Hay que destacar que, teniendo directores de la talla de Kenneth Branagh en la silla (Thor) o Jon Favreau (Iron Man 1 y 2, y el productor detrás de todo), hasta Louis Leterrier y Joe Johnston; decidieron dejar todo el paquete grande al casi inexperimentado Joss Whedon, que si algo tenía a su favor era ser el fanboy deseoso de participar en algo grande. La cinta, básicamente es un mero pretexto de ver reunidos a los personajes más populares de la casa de cómics, y muchos esperaban simplemente una película al estilo de Michael Bay: explosiones por doquier sin un guión convincente. Pero nada más lejos de la realidad.

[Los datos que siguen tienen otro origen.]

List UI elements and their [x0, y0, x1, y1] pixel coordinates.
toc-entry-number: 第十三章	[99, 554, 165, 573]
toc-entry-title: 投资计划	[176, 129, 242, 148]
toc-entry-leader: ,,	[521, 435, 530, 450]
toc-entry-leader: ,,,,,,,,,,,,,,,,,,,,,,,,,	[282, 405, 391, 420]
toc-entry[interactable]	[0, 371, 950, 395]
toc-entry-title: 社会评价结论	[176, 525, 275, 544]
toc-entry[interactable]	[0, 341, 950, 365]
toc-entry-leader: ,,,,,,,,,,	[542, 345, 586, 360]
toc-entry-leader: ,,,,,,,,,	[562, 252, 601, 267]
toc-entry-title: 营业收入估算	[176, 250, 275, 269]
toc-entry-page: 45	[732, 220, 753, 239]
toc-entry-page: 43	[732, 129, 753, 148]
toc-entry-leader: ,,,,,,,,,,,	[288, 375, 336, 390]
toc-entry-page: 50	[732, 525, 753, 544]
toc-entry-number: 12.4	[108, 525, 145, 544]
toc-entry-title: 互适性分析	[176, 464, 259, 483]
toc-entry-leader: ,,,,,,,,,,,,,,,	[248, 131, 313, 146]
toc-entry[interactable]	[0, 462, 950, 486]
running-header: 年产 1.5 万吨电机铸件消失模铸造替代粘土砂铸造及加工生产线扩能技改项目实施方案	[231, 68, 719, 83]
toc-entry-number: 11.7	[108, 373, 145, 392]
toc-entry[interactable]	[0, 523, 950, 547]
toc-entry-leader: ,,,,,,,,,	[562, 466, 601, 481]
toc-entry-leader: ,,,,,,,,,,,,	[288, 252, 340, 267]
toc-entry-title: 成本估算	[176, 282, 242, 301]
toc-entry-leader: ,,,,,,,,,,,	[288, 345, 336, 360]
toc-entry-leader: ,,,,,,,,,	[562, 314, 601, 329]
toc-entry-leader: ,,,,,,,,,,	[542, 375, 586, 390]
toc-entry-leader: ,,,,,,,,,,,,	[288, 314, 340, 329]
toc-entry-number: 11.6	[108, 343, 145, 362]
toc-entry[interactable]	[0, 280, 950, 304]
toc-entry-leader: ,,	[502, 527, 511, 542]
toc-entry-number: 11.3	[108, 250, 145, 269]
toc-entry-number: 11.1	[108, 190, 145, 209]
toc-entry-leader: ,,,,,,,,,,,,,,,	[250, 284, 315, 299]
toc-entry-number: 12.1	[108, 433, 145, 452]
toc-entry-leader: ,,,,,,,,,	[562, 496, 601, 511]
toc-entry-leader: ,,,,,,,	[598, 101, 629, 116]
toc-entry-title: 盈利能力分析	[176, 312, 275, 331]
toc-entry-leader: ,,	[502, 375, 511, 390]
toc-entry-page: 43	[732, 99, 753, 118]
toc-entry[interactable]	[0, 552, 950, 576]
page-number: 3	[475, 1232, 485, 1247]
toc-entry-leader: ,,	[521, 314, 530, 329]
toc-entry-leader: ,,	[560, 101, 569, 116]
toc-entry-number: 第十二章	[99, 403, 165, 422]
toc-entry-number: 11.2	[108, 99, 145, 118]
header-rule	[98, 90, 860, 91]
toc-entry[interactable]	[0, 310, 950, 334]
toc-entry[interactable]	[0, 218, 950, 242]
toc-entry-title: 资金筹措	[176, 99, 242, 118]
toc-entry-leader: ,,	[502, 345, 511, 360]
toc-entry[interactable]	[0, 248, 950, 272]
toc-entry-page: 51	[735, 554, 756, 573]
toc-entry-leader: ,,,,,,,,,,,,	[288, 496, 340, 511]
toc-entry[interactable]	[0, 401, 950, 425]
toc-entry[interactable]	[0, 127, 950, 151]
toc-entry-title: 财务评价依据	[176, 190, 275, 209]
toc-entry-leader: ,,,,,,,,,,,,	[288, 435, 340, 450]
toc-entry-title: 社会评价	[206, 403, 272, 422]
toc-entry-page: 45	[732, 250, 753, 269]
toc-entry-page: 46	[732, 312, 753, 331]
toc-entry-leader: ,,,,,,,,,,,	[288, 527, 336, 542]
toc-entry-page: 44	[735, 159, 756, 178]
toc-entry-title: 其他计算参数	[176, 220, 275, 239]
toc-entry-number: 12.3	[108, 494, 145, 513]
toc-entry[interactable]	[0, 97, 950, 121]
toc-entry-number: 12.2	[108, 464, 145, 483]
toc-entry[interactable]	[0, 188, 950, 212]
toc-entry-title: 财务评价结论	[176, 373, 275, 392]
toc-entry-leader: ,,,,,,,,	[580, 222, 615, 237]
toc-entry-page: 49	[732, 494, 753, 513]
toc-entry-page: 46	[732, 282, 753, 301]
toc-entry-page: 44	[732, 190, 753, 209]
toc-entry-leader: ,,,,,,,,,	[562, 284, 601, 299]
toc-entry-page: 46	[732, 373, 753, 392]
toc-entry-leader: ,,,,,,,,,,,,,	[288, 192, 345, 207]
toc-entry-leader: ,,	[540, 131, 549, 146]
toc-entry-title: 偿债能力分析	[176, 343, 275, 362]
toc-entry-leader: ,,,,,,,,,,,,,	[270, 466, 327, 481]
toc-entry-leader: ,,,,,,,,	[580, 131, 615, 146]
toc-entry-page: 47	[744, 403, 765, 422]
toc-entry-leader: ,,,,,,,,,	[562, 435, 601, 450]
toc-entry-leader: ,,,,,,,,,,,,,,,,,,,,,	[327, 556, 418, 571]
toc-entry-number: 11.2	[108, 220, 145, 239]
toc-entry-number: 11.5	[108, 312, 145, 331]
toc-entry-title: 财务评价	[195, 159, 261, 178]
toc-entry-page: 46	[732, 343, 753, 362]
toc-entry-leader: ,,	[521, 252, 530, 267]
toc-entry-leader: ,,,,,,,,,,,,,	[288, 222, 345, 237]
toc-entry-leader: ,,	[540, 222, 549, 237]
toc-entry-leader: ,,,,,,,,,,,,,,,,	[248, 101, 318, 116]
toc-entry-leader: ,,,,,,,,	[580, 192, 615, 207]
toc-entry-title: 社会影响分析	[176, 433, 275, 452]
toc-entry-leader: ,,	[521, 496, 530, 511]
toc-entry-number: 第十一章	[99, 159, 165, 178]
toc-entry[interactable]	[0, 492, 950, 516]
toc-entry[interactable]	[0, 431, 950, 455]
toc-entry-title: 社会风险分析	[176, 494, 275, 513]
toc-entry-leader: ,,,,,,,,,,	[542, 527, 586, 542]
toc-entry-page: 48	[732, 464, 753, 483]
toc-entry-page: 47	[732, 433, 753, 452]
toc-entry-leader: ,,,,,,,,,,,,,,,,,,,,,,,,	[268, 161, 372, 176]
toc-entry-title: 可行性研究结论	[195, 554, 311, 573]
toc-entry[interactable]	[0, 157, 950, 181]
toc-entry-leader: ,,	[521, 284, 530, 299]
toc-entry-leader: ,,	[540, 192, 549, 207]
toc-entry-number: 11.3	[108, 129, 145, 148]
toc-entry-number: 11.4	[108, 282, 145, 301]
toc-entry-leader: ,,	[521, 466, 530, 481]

La película empieza con adrenalina, para relajarnos un poco mientras nos presentan una verdadera causa que requiera el ensamble de los "héroes más poderosos del planeta", encabezada por un brillante Loki (Tom Hiddleston, quizá el tercer mejor villano en cintas de cómics, el número uno de Marvel por su actuación), cuyo plan es simplemente apoderarse de la tierra con un ejército de aliens (Chitauri) que a cambio piden un precio alto. Es así como, siguiendo el fiel estilo de una película de héroes, empiezan bien, tienen un conflicto interno que resuelven para terminar siendo los que salven el día. Y hasta ahí esperamos una película mediana.
Pero cuando llega el segundo acto es cuando todos nos convertimos en niños de nuevo. Los efectos son simplemente espectaculares, batallas en primer plano sin rayar en lo ideal (nada que no hayamos visto en otras películas) y con una total justificación de actuaciones, explosiones, amenazas y el ensamble de un equipo de gente "disfuncional" con la correspondiente dosis de humor (casi siempre cortesía de un inigualable Robert Downey Jr.) a la que nos tienen acostumbrados. No necesitamos el dramatismo de Nolan para lograr, a mi parecer, la mejor película de Marvel hasta la fecha y la segunda mejor de superhéroes (solo detrás de The Dark Knight, y a la espera de The Dark Knigh Rises).
Calificación:
P.D: Atención con la escena final. ¡Se viene algo aún más grande (si se puede)!